The Museo d'Arte di Chianciano Terme is a private art museum in Chianciano Terme, in Tuscany in central Italy. Its collections range from contemporary to Asian art. The museum was founded Roberto Gagliardi in 2009. It houses about 1000 works and occupies 3000 m^{2} in a former hotel building. It hosts the Biennale di Chianciano.
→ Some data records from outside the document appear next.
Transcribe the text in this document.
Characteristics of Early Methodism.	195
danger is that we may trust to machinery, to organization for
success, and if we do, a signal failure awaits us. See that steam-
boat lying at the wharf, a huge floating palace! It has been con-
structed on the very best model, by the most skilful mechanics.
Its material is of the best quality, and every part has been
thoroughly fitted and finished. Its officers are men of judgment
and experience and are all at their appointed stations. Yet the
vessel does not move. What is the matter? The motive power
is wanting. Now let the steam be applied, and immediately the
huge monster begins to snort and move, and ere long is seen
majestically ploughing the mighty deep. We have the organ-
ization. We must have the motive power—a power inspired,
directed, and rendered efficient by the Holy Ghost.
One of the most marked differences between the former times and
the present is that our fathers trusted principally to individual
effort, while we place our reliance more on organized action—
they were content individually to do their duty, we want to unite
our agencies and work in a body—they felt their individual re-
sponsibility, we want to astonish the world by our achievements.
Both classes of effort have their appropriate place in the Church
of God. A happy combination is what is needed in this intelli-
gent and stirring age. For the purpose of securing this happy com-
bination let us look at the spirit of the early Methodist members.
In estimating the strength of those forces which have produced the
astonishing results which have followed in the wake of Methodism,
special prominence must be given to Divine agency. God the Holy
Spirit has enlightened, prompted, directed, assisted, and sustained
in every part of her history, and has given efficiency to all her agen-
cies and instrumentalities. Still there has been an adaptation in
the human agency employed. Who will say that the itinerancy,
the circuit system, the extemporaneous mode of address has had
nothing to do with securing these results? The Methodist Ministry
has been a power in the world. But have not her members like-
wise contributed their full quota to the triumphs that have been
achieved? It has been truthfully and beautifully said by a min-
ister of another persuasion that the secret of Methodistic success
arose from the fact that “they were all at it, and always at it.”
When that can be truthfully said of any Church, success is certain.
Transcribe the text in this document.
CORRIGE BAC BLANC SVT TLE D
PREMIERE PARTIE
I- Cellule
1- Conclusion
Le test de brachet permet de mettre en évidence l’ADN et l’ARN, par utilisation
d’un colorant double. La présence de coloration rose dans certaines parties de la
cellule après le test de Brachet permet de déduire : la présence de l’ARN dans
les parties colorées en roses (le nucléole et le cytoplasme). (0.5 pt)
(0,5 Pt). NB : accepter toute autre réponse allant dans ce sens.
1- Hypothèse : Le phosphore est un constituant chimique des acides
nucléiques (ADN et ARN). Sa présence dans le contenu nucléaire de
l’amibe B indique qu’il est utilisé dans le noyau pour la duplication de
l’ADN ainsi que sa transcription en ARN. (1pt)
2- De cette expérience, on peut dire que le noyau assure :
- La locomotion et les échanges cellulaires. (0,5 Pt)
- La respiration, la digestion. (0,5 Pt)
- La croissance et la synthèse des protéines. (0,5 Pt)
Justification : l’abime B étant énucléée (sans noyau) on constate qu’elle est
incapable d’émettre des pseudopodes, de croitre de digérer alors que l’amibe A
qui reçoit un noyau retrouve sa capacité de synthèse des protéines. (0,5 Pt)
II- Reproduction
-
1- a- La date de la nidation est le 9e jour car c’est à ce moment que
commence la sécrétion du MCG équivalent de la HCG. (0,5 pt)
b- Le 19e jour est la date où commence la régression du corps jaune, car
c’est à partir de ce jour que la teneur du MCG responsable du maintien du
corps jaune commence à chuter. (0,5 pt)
The museum was inaugurated on 29 August 2009; the opening date for the museum is 15 June 2016.

== Collection ==
The collection of the museum has five sections: Asian art; contemporary art, with works by Salvador Dalí, Caroline Leeds, Damien Hirst, Albert Louden, Mario Schifano and Frances Turner; drawings, with work by Luca Giordano, Guercino, Magritte, Munch, Tiepolo and Veronese; etchings, including works by Dürer, Goya, Piranesi and Rembrandt; and a historical section containing portraits and an icon given by Pope Pius XII to Princess Margaret in 1949.

== Biennale ==

The Biennale di Chianciano is an exhibition held every two years at the museum. It was first held in 2009.

The fourth edition of the exhibition was held from 5 – 13 September 2015. Works by about 100 artists were shown in the museum, and parts of the permanent collection of the museum were displayed in other parts of the town.